NEW ALBANY — Citizens of New Albany now have more restrictions regarding when they can shoot off fireworks.
At Thursday's sometimes tense New Albany City Council meeting, council members voted 5-4 in favor of passing an ordinance limiting when fireworks can be used.
The final version of the ordinance, which will be tied in with the current noise ordinance, was identical to that which passed on first and second readings at the Aug. 5 meeting, with an amendment adding two more days to the week after the Fourth of July.
Now, residents of the city can only use consumer fireworks from 5 p.m. to 11:30 p.m. June 29-30, July 1-3, and July 5-11. Fireworks are also allowed from 10 a.m. July 4 to 12:01 a.m. July 5. For New Year's celebrations, fireworks are legal from 10 a.m. Dec. 31 to 1 a.m. Jan 1.
Violations of the ordinance will result in a fine of $150 for the first offense, $300 for the second, and $500 for each thereafter. The ordinance also includes a clause that allows groups and organizations to acquire permits to shoot off fireworks outside of the set time frames.
Discussions of personal liberties took place in the lead up to the vote, with council member Matt Nash —who voted in favor of the ordinance — saying that there is a limit to such freedom when it causes distress for several others.
"At some point, your freedom can't trample someone else's," Nash said. "Everybody has the same liberties. We should be respectful. This ordinance lays out what the parameters are for when you're able to celebrate. You can still celebrate Fourth of July. If you look at the anecdotal evidence of what actually happens, without any ordinance at all, the time frames we laid out are when people were already shooting off fireworks. We're not re-inventing the wheel here. We're not really restricting much."
On the opposite end of this was council member Pat McLaughlin, who argued that the concerns of some should not result in restrictions for the majority.
"As time goes and you get a little bit more experience with this, a lot of things are maybe a bit of a knee-jerk reaction," McLaughlin said. "A few people come, so therefore we must do something on this. The fact of the matter is that it is a squeaky wheel gets the grease kind of thing. There's a few people that don't like this, so we should legislate to the masses. I believe that sometimes, you've got to curtail that. Maybe what I did is wrong in a way, but I don't think putting it in a random noise ordinance is the deal."
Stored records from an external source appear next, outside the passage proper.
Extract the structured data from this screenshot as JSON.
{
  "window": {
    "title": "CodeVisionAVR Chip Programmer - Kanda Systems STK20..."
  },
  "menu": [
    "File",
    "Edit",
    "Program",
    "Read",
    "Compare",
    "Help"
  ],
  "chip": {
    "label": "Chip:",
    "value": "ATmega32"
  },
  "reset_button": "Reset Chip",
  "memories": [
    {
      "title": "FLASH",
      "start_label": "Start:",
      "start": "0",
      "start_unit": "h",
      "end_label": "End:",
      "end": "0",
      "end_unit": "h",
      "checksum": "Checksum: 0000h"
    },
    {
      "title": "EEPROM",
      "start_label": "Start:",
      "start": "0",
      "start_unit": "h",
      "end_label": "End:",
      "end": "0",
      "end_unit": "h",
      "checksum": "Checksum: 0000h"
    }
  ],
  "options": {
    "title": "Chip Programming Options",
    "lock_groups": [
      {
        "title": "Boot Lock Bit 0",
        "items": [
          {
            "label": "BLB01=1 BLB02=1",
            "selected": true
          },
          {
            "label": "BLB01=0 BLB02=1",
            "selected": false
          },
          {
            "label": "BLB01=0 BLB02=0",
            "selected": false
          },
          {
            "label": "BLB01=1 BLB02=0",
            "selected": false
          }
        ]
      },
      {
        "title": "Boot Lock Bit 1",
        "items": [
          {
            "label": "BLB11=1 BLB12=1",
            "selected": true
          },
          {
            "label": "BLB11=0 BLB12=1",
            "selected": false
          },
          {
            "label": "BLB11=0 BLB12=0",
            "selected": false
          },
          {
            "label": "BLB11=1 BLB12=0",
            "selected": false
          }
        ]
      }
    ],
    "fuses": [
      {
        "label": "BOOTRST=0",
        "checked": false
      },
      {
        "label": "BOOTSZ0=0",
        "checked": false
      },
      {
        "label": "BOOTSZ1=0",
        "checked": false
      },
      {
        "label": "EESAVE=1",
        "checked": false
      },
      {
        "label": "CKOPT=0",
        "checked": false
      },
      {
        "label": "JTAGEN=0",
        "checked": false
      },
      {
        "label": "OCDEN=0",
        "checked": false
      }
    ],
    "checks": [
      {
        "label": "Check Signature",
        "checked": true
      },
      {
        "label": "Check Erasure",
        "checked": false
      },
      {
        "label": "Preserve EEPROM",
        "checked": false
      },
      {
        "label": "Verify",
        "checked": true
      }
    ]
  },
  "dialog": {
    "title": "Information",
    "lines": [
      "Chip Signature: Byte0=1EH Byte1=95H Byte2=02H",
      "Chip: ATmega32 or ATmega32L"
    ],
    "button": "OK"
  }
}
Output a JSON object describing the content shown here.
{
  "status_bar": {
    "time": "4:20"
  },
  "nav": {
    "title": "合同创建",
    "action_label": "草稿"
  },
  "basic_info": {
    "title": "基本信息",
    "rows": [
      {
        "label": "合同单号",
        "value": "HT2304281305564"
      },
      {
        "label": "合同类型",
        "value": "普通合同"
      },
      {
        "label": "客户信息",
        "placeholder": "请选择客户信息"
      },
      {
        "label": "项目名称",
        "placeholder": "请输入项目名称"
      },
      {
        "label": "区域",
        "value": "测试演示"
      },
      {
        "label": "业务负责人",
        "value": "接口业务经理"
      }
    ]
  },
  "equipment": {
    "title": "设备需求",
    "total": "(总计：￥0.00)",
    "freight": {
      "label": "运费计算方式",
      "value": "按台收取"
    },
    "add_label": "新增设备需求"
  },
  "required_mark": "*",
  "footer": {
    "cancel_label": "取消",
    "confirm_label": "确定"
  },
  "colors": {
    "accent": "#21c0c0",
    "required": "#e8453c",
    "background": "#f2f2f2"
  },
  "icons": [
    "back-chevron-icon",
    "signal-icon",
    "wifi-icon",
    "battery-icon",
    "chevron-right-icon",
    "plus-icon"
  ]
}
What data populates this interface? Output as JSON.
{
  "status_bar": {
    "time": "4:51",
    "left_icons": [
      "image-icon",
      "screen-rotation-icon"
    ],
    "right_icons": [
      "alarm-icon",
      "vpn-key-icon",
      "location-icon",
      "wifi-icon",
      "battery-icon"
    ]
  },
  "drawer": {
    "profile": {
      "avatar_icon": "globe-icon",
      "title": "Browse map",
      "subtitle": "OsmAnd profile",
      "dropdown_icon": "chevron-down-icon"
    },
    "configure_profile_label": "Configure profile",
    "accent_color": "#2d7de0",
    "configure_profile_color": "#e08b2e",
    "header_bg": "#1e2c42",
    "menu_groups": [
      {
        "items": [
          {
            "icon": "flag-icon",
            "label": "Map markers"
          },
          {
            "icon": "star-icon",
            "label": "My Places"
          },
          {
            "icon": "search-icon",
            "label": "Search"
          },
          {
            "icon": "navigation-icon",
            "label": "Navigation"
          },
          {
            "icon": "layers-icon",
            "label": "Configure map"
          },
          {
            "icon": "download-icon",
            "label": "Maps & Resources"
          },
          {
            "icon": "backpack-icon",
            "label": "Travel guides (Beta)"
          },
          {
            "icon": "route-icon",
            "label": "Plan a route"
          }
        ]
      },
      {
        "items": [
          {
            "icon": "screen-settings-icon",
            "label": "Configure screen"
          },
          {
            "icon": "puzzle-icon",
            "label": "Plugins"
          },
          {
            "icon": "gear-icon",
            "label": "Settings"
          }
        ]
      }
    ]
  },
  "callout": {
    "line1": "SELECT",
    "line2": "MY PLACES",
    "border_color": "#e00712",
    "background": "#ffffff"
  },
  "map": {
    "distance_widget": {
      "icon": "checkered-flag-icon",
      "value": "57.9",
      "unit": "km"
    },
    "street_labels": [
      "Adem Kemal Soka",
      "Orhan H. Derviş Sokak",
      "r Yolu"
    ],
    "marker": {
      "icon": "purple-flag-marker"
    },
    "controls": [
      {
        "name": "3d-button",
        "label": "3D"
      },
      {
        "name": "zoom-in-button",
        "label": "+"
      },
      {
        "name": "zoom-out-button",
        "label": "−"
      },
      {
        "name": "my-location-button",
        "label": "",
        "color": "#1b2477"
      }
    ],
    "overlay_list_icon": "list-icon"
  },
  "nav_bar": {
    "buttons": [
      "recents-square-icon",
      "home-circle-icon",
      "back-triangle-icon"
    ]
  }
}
Nash, Greg Phipps, David Barksdale, Al Knable and Scott Blair voted in favor while McLaughlin, Dan Coffey, Bob Caesar and David Aebersold voted against.
Regardless of the philosophical reasoning for being in favor of or opposed to the ordinance, New Albany Police Chief Todd Bailey said there are practical concerns regarding enforcement.
"Police officers have to witness ordinance violations," Bailey said. "It's very similar to a traffic violation. By law, you have to witness that."
Bailey addressed the council saying that from a professional perspective, the police department did not receive more calls about fireworks this year than in previous years. He added a personal view as well, stating that he did not believe tying the fireworks restrictions into the noise ordinance was the right move.
"The simple fact is that the current noise ordinance is very broad," Bailey said. "It addresses many different things. It addresses music. It addresses industrial noise. It addresses other things. Now when you bring in fireworks, which are devices that are legally sold to celebrate miscellaneous holidays, I don't believe that it helps the officers in the separation of those things. I just think for the enforcement piece, it's much easier to go back to the table and devise something that makes more sense. For the enforcement piece, it's much easier to have separate ordinances."
If a separate ordinance were drawn up properly, Bailey said, it may be easier for officers to enforce. In its current state, however, that may be hard to do.
"If it's smartly written, it's something we could look at and analyze," Bailey said. "But in this case, it's simply going to be difficult to enforce."
To Nash, simply having parameters on the books may discourage people from shooting fireworks off at inappropriate times.
"At least if people know that there's a law, more people will respect it," Nash said. "If we get the information out that this is when it's allowed, I think more people will try to tailor their celebrations to that time frame."